Rhubarb requires the addition of sugar to combat its extreme tartness. The early pink-stems seem to produce the best flavor for cooking. Rhubarb, or "the pie plant," is often considered a fruit, but it is actually a vegetable (leaf stem). It is prized for it's mouth-puckering tartness which adds zest to pies, tarts, cold soups, jam, and a host of other desserts.

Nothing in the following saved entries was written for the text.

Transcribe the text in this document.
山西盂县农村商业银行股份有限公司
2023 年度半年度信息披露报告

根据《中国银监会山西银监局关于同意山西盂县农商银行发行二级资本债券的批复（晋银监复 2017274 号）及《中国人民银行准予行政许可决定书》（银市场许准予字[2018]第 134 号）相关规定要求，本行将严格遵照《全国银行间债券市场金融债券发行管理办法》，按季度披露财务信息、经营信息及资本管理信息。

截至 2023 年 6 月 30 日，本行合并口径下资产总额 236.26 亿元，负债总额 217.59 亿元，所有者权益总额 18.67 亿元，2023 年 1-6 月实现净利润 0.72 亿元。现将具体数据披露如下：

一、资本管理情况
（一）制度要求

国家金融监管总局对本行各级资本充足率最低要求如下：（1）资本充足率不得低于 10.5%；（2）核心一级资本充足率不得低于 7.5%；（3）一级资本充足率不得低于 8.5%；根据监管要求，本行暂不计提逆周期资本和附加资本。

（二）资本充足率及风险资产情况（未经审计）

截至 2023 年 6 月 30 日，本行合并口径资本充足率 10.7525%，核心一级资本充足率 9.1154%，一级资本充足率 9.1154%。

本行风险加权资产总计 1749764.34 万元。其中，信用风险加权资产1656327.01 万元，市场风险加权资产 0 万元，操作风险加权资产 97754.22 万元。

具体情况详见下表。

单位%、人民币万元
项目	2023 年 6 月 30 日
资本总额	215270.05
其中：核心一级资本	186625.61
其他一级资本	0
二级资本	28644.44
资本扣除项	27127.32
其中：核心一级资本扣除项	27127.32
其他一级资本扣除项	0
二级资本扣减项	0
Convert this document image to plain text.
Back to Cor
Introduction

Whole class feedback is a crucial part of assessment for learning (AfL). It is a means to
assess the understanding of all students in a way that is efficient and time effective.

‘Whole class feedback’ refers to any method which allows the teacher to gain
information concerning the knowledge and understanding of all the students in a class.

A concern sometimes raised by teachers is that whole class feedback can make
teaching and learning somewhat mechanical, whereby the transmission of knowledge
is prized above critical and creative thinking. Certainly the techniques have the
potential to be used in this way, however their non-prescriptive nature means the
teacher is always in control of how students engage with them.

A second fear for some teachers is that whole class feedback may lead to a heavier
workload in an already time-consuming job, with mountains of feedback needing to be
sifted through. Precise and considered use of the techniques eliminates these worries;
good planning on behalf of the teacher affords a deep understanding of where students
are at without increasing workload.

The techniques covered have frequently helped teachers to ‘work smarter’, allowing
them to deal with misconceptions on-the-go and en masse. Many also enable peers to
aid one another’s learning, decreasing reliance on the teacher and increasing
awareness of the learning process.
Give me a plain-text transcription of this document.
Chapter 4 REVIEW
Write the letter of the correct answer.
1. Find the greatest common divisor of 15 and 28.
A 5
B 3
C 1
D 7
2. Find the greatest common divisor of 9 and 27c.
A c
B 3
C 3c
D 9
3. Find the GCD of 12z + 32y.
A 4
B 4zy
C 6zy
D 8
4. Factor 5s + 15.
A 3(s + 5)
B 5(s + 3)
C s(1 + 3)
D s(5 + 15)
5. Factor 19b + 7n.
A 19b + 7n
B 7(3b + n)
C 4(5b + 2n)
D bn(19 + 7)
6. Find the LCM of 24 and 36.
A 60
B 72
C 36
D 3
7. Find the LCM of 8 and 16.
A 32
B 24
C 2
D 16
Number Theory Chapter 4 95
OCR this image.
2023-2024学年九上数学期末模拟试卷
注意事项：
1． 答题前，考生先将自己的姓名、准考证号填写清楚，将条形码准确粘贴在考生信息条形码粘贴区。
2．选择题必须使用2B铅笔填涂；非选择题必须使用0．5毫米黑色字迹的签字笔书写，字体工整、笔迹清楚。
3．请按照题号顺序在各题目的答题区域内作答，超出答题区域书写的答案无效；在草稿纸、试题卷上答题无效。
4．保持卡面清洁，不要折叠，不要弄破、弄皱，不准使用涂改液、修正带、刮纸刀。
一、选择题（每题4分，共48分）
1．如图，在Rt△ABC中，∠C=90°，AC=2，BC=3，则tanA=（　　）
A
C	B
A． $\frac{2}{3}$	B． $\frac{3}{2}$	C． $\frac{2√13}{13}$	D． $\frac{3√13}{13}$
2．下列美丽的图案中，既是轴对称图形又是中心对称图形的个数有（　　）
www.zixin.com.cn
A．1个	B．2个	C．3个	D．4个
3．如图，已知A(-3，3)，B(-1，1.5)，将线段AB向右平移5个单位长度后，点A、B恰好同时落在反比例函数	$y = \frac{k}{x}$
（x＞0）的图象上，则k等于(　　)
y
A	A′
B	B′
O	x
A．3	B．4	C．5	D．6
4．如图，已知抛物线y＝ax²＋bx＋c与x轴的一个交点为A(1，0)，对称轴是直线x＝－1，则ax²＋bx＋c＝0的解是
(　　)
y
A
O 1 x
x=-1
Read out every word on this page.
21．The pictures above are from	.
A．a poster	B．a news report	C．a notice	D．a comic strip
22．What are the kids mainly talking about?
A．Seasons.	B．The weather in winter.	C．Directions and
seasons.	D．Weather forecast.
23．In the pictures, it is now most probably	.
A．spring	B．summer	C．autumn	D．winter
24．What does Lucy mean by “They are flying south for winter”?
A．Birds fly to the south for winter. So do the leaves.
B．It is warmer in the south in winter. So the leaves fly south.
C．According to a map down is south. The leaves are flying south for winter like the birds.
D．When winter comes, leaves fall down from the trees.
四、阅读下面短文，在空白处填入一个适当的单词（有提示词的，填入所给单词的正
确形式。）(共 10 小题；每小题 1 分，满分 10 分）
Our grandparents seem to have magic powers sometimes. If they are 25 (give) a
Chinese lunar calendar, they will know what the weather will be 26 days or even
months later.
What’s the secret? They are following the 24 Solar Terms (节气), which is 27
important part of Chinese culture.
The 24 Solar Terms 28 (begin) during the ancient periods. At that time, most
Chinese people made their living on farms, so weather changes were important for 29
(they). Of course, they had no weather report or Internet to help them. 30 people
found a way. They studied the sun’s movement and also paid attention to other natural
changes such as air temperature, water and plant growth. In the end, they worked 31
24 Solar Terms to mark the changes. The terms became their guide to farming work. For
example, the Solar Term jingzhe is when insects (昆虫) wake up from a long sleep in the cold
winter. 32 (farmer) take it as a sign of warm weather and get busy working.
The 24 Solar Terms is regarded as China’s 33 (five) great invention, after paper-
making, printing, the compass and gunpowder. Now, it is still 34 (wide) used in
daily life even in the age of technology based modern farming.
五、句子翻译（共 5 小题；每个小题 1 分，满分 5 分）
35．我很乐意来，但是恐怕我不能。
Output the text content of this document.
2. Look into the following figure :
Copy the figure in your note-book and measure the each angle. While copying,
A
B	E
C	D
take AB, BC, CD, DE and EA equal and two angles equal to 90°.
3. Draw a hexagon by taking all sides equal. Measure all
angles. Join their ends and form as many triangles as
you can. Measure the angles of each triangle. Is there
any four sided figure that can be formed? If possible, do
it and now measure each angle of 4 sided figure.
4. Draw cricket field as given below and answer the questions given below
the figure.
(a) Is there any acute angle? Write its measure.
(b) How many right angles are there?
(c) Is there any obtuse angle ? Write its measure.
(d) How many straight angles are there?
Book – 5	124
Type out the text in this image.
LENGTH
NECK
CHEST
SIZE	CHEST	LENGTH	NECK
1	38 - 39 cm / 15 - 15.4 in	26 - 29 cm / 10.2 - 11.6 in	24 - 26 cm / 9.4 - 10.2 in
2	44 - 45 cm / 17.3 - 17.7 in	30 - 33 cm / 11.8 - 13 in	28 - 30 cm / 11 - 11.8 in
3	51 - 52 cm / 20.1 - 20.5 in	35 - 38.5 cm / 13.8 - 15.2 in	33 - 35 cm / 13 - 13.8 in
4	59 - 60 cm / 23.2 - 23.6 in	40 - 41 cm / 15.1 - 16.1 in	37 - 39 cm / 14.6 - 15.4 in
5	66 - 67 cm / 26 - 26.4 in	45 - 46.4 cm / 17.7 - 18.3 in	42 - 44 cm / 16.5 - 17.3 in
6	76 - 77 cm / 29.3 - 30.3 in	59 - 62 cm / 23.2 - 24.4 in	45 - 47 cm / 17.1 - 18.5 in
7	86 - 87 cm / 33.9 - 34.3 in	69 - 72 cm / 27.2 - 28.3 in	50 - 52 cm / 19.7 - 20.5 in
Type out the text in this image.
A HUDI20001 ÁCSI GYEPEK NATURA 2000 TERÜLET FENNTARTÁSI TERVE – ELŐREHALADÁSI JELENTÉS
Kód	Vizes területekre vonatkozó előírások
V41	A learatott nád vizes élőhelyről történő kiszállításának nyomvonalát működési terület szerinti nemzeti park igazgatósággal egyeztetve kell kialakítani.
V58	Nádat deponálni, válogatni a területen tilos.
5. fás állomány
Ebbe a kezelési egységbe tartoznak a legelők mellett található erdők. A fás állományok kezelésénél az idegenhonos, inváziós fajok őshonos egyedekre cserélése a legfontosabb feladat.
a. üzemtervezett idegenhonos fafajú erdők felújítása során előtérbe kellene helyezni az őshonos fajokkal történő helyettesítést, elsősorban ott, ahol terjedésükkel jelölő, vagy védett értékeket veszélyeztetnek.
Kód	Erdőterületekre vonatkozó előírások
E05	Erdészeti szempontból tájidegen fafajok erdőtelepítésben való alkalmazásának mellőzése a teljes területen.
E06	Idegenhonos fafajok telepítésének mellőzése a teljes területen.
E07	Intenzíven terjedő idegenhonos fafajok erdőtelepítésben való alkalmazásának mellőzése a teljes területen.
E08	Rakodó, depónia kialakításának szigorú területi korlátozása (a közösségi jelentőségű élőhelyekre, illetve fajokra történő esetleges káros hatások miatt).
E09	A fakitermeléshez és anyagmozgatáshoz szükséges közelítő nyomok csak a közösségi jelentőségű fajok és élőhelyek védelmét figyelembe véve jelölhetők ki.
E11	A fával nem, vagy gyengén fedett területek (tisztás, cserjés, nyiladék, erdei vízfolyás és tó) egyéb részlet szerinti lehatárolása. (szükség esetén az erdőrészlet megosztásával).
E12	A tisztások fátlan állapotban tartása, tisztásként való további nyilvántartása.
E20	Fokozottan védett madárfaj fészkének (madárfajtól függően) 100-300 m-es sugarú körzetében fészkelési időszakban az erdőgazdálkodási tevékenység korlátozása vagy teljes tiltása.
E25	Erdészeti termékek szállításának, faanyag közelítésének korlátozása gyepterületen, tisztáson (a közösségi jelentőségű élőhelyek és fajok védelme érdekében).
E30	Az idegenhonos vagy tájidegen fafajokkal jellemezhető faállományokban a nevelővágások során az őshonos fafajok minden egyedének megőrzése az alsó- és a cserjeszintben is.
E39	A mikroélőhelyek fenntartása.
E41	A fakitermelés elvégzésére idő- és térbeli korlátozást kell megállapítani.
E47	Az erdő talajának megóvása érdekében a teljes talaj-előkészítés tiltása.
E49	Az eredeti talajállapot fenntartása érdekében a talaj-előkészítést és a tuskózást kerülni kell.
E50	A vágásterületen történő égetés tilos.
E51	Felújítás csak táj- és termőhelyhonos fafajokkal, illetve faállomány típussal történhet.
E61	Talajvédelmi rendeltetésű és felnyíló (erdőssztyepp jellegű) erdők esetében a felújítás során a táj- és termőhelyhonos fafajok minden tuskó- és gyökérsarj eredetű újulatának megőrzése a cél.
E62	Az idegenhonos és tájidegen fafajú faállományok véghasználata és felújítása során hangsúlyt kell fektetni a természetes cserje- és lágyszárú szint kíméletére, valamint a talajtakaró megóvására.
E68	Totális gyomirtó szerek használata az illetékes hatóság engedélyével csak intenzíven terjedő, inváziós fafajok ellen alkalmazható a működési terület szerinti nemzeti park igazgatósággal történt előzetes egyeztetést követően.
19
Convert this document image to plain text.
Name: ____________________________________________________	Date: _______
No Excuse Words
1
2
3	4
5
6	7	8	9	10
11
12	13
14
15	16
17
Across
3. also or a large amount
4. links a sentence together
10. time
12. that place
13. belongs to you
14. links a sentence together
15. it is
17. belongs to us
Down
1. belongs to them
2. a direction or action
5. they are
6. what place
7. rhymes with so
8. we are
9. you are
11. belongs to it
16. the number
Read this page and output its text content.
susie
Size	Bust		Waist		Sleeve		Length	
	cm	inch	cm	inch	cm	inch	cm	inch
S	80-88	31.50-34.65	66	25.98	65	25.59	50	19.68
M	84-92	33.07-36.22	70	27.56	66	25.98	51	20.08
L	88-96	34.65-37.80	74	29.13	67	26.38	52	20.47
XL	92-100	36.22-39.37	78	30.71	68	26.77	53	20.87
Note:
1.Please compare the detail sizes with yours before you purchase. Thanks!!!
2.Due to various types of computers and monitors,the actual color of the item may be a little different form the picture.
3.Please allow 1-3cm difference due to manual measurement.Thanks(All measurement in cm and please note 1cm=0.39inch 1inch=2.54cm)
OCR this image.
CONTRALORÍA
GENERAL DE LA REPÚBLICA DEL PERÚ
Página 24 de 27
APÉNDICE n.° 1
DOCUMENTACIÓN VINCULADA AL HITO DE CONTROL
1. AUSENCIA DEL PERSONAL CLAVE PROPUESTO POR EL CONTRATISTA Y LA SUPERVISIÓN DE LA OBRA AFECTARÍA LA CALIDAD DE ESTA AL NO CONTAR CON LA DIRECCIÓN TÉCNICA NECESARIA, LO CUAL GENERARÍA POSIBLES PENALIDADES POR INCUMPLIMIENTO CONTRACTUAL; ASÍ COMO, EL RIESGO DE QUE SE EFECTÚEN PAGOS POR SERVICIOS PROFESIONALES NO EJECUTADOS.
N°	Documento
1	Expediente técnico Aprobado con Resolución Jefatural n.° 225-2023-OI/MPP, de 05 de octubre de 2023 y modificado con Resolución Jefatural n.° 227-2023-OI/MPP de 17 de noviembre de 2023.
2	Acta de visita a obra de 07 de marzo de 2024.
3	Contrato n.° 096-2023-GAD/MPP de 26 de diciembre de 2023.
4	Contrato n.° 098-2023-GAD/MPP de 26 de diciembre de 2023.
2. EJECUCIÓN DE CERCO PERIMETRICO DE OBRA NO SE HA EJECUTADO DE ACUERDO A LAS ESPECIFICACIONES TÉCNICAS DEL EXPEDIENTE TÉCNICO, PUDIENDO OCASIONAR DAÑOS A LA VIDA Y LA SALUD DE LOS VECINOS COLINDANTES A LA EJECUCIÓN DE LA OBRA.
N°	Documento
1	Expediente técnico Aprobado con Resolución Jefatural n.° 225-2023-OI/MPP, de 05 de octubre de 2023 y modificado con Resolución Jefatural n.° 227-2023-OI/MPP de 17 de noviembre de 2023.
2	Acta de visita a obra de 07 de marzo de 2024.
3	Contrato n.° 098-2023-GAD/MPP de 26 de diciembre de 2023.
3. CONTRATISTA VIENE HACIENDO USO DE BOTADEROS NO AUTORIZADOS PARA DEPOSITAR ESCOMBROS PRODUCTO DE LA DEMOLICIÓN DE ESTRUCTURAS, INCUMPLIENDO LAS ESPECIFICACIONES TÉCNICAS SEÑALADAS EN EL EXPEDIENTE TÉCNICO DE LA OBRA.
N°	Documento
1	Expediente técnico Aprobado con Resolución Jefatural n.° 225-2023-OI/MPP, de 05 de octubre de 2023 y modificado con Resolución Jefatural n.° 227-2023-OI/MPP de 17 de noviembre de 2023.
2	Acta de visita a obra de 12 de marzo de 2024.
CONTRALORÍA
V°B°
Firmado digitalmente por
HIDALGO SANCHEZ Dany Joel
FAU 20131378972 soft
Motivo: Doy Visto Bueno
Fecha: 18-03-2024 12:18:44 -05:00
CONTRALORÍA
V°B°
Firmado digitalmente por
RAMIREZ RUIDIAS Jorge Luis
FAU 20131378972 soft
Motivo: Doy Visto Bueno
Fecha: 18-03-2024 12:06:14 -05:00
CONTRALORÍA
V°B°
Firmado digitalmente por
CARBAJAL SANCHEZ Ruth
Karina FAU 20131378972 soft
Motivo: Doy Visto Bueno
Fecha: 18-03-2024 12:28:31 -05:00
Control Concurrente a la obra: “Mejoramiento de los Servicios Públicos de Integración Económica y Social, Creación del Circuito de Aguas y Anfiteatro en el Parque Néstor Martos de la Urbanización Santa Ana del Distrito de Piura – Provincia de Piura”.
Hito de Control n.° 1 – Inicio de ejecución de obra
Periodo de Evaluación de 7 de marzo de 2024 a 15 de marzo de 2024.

Many other flavors are flattered by the sourness of rhubarb. In the US it is most often teamed up with strawberries and baked into pies and tarts. A typical English preparation would use ginger, while the French may puree it into a sauce and serve it with fish.

Home Preservation

To freeze: Chop into 1/2-inch pieces, spread them on a sheet pan and place in the freezer. Once frozen, slide the rhubarb into heavy-duty plastic freezer bags. Seal tightly and put back into the freezer. Packed this way, rhubarb will keep for up to six months, and can be measured from the freezer bag.

When cooking fresh rhubarb, use a vegetable peeler to remove any brown or scaly spots. Peeling the entire stalk is unnecessary, simply trim the ends and wash and dry the stalks.

Always use a non-reactive pan for cooking this high acid plant. Use anodized aluminum, stainless steel, Teflon coated aluminum or enamel-coated cast iron cookware.

Rhubarb cooked in reactive metal pots (aluminum, iron, and copper) will turn an unappetizing brown color. Metal ions flaking off the pan will interact with acids in the fruit to form brown compounds that darken both the pan and the rhubarb.

Recipes

Rhubarb Strawberry Topping
This sauce is excellent as a topping for ice cream, pancakes, waffles, pound cake, and a bowl of fresh fruit, gingerbread or yogurt. It will keep in the refrigerator for up to 4 days.

10 stalks rhubarb, trimmed and cut into 1-inch pieces
4 cups hulled, quartered strawberries
1 1/2 cups sugar
1 cup orange juice
Zest of one orange, grated
Zest of one lemon, grated
1/2 teaspoon vanilla extract

  1. In a large heavy saucepan, combine all ingredients and stir well. Bring to a boil over medium-high heat.

  2. Reduce heat and simmer for 10 to 12 minutes, skimming of foam as it collects.

  3. Remove from heat and allow it to cool to room temperature. Cover and refrigerate. Serve cold or warm. Reheat if desired. Keeps for 4 days in the refrigerator. Makes 8 cups.